On one level, there is a huge and apparently irreconcilable difference between China, on the one hand, and the USA/UK alliance, on the other: the former is anti-democratic, while the latter is pro-democratic. But Meyerson points his readers to a level on which there is no real difference between the two: both are capitalist; one practices "Leninist capitalism," while the other practices "democratic capitalism." In both, surveillance (or, if you will, the militarization of society) is both good business and big business.

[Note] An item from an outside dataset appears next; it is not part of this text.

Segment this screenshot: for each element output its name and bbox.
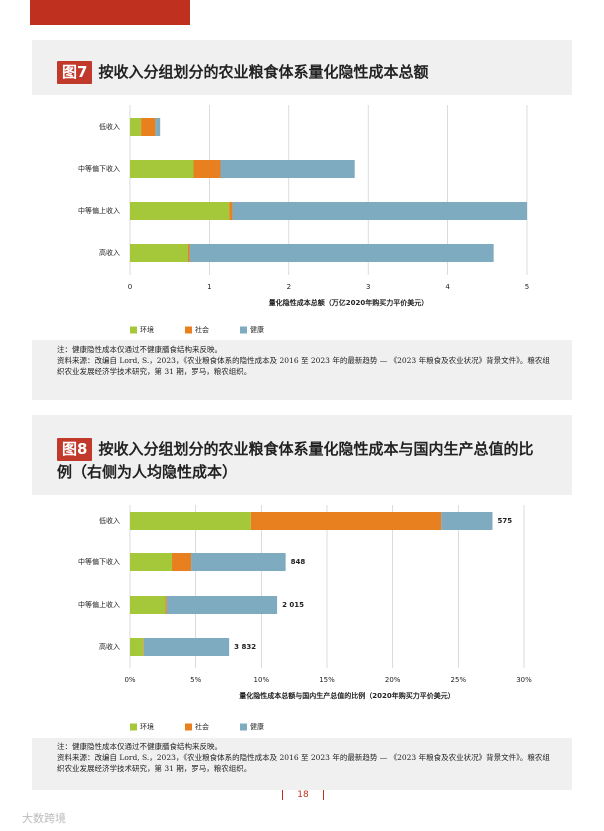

And so, Meyerson writes, "America must disenthrall itself from one of its most cherished myths: that capitalism and democracy go hand in hand, that the spread of markets inevitably means the coming of democracy." Unfortunately for his readers, Meyerson's sense of the significance of this realization is limited: "If it comes down to a choice in the Bush White House between capitalism and democracy, or even capitalism and our national interest, the smart money's on capitalism" (emphasis added). As everyone knows, NYC Mayor Bloomberg is not a pro-Bush Republican; as a matter of fact, this former Democrat, who became a Republican to run for mayor, has once again changed his registration and is now an Independent. As for Bloomberg's new friend, London's Mayor Ken Livingston: he's been known as "Red Ken" for years because of his Leftist political sympathies. And so, we must be clear on the fact that it isn't just George W. Bush who is busily cashiering democracy in favor of capitalism: it's the Democrats and Independents as well.
If we are really to form an effective anti-surveillance (that is, pro-privacy) movement -- either here in New York City, in London or in Beijing -- that movement must also be anti-capitalist and, of course, pro-democracy (direct democracy, not its "representative" simulation).
Surveillance Camera Players New York City 6 October 2007
 "CCTV" stands for "closed circuit television." Though surveillance systems can use both "closed" (hard-wired) or "open" (wireless) circuits, CCTV is a phrase that is used to refer to all video surveillance systems.